Neighboring optimal guidance and constrained attitude control applied to three-dimensional lunar ascent and orbit injection

Future human or robotic missions to the Moon will require efficient ascent path and accurate orbit injection maneuvers, because the dynamical conditions at injection affect the subsequent phases of spaceflight. This research is focused on the original combination of two techniques applied to lunar ascent modules, i.e. (i) the recently-introduced variable-time-domain neighboring optimal guidance (VTD-NOG), and (ii) a constrained proportional-derivative (CPD) attitude control algorithm. VTD-NOG belongs to the class of implicit guidance approaches, aimed at finding the corrective control actions capable of maintaining the spacecraft sufficiently close to the reference trajectory.
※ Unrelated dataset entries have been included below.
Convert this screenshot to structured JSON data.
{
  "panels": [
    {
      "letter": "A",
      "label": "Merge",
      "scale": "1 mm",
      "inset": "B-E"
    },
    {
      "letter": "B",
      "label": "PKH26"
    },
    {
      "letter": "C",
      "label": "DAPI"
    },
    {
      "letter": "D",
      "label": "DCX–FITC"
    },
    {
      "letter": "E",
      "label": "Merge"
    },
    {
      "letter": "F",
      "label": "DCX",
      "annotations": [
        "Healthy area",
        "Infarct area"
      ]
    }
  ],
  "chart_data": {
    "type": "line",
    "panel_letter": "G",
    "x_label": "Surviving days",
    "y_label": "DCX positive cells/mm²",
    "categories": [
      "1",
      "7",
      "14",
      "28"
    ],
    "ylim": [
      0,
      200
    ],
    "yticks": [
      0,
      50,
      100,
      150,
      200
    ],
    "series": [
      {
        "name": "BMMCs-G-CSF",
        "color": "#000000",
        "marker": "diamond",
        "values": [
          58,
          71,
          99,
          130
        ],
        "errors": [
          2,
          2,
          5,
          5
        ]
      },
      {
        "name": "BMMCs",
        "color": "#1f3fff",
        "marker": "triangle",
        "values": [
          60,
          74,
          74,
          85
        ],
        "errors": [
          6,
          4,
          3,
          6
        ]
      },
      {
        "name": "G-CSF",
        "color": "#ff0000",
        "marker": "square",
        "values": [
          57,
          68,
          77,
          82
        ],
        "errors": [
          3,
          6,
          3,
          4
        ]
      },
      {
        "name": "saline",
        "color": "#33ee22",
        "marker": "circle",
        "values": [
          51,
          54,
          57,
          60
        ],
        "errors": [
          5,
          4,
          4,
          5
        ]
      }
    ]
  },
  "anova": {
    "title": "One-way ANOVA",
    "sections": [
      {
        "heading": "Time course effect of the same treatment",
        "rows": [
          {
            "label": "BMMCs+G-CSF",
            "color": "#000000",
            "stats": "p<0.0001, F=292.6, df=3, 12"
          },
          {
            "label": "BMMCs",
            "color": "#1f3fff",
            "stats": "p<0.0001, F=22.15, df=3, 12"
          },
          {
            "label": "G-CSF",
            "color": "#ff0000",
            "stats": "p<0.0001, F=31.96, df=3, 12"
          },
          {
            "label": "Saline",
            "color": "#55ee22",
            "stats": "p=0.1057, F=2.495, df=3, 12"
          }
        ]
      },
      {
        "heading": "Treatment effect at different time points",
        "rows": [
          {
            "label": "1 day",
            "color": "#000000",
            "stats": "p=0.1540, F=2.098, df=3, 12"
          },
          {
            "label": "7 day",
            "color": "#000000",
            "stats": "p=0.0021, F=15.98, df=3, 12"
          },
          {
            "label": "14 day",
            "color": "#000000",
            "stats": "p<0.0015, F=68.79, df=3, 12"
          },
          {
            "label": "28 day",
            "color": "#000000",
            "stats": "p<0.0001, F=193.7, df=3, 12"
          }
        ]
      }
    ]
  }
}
CPD pursues the desired attitude using thrust vector control and side jet system, while constraining the rates of both the thrust deflection angle and the roll control torque. After determining the optimal two-dimensional ascent path, which represents the reference trajectory, VTD-NOG & CPD is applied in the presence of nonnominal flight conditions, namely those due to navigation and actuation errors, incorrect initial position, unpredictable oscillations of the propulsive thrust, and imperfect modeling of the spacecraft mass distribution and variation. These stochastic deviations are simulated in the context of extensive Monte Carlo campaigns, and yield three-dimensional perturbed trajectories. The numerical results obtained in this work unequivocally demonstrate that VTD-NOG & CPD represents an accurate and effective methodology for guidance and control of lunar ascent path and orbit injection.